Negative Sampling in hetero-RGCN for Link Prediction

Hi, very helpful library!

I’m a newbie, and trying to use hetero-RGCN (implemented by dgl.nn.pytorch.conv.RelGraphConv) to do the link prediction task.

I load my custom data into DGLHeteroGraph with several node types and edge types, and would like to predict the probability of existence of certain one edge types. To train the model, I need edge sampler. Is there a negative sampler API that can manipulate DGLHeteroGraph directly? Would you mind giving an example?

I noticed dgl.data.LinkPredDataLoader from link seems solves the problem. Is that a part of features in DGL v0.5?

Thank you very much! :grinning:

You can look at code here:

As you are only doing neg sampling of only one edge type. You can simply the code a lot.

Hi, I am using your code to do hetero graph link prediction in mini-batch mode.

I have some question on your negative sampling implementation. It seems that all negative heads and tails are picked randomly from all nodes in heterograph regardless of the src type and dst type of the edge. Since the distribution of the node type is extremely imbalanced, such negative sampling strategy may sample out many easy samples which cannot learn a better representation of the relation.

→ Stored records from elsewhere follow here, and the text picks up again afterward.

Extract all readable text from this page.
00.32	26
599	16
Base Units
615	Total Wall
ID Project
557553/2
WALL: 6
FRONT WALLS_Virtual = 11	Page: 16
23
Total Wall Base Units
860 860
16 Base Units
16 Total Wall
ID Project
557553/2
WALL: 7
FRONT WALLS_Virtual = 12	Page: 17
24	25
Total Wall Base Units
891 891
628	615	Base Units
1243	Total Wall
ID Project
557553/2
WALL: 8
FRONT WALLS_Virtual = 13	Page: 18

I have also noticed that there is a chunk size hyper param for sharing negative edges in positive pairs when calculating neg score which is designed for speeding up the training / validation process and indirectly increase the negative sample size I guess.

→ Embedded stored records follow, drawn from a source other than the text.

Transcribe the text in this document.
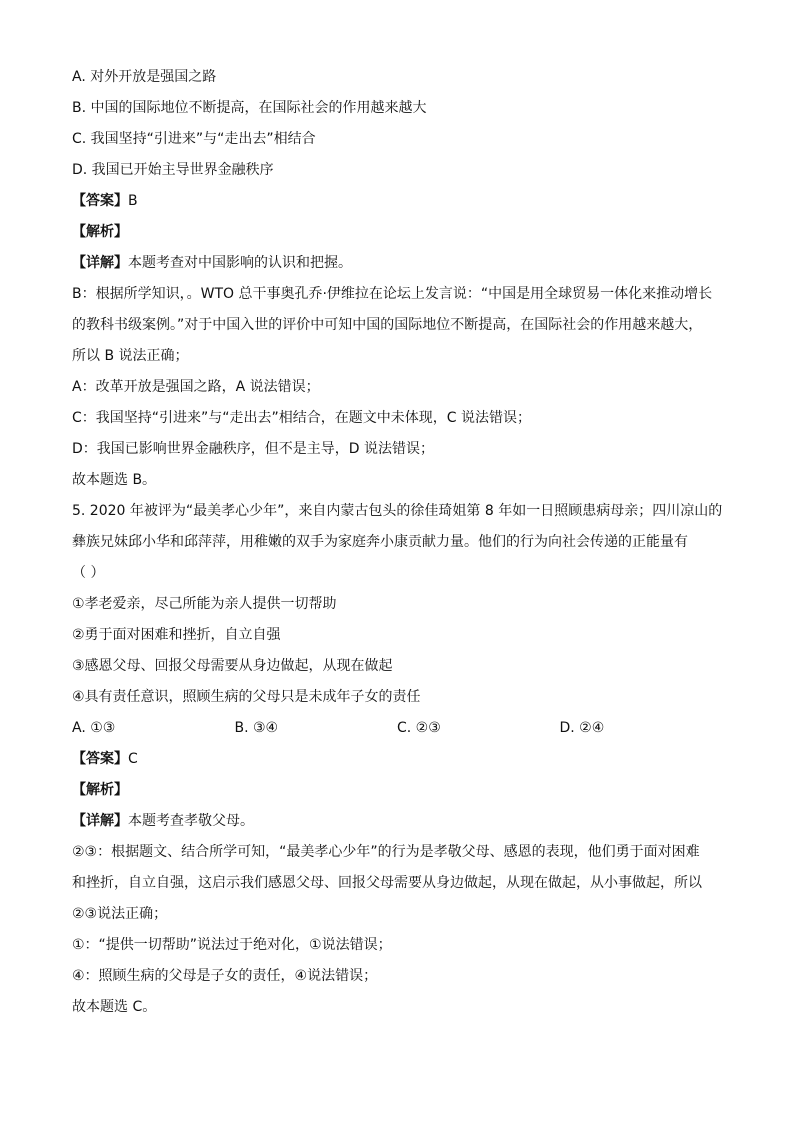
A. 对外开放是强国之路
B. 中国的国际地位不断提高，在国际社会的作用越来越大
C. 我国坚持“引进来”与“走出去”相结合
D. 我国已开始主导世界金融秩序
【答案】B
【解析】
【详解】本题考查对中国影响的认识和把握。
B：根据所学知识，。WTO 总干事奥孔乔·伊维拉在论坛上发言说：“中国是用全球贸易一体化来推动增长
的教科书级案例。”对于中国入世的评价中可知中国的国际地位不断提高，在国际社会的作用越来越大，
所以 B 说法正确；
A：改革开放是强国之路，A 说法错误；
C：我国坚持“引进来”与“走出去”相结合，在题文中未体现，C 说法错误；
D：我国已影响世界金融秩序，但不是主导，D 说法错误；
故本题选 B。
5. 2020 年被评为“最美孝心少年”，来自内蒙古包头的徐佳琦姐第 8 年如一日照顾患病母亲；四川凉山的
彝族兄妹邱小华和邱萍萍，用稚嫩的双手为家庭奔小康贡献力量。他们的行为向社会传递的正能量有
（ ）
①孝老爱亲，尽己所能为亲人提供一切帮助
②勇于面对困难和挫折，自立自强
③感恩父母、回报父母需要从身边做起，从现在做起
④具有责任意识，照顾生病的父母只是未成年子女的责任
A. ①③	B. ③④	C. ②③	D. ②④
【答案】C
【解析】
【详解】本题考查孝敬父母。
②③：根据题文、结合所学可知，“最美孝心少年”的行为是孝敬父母、感恩的表现，他们勇于面对困难
和挫折，自立自强，这启示我们感恩父母、回报父母需要从身边做起，从现在做起，从小事做起，所以
②③说法正确；
①：“提供一切帮助”说法过于绝对化，①说法错误；
④：照顾生病的父母是子女的责任，④说法错误；
故本题选 C。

Any suggestion or example code on how to sample high quality negative samples with type constraints without slowing down the training time? @classicsong

That sampler is mainly designed for konwledge graphs (only one node type).
If you care more about the model performance, I suggest you to use the dgl.dataloading.EdgeDataLoader

And there are some examples there.

As this is using outdated code I’m closing this thread. Please make a new topic if you have further questions. Thanks!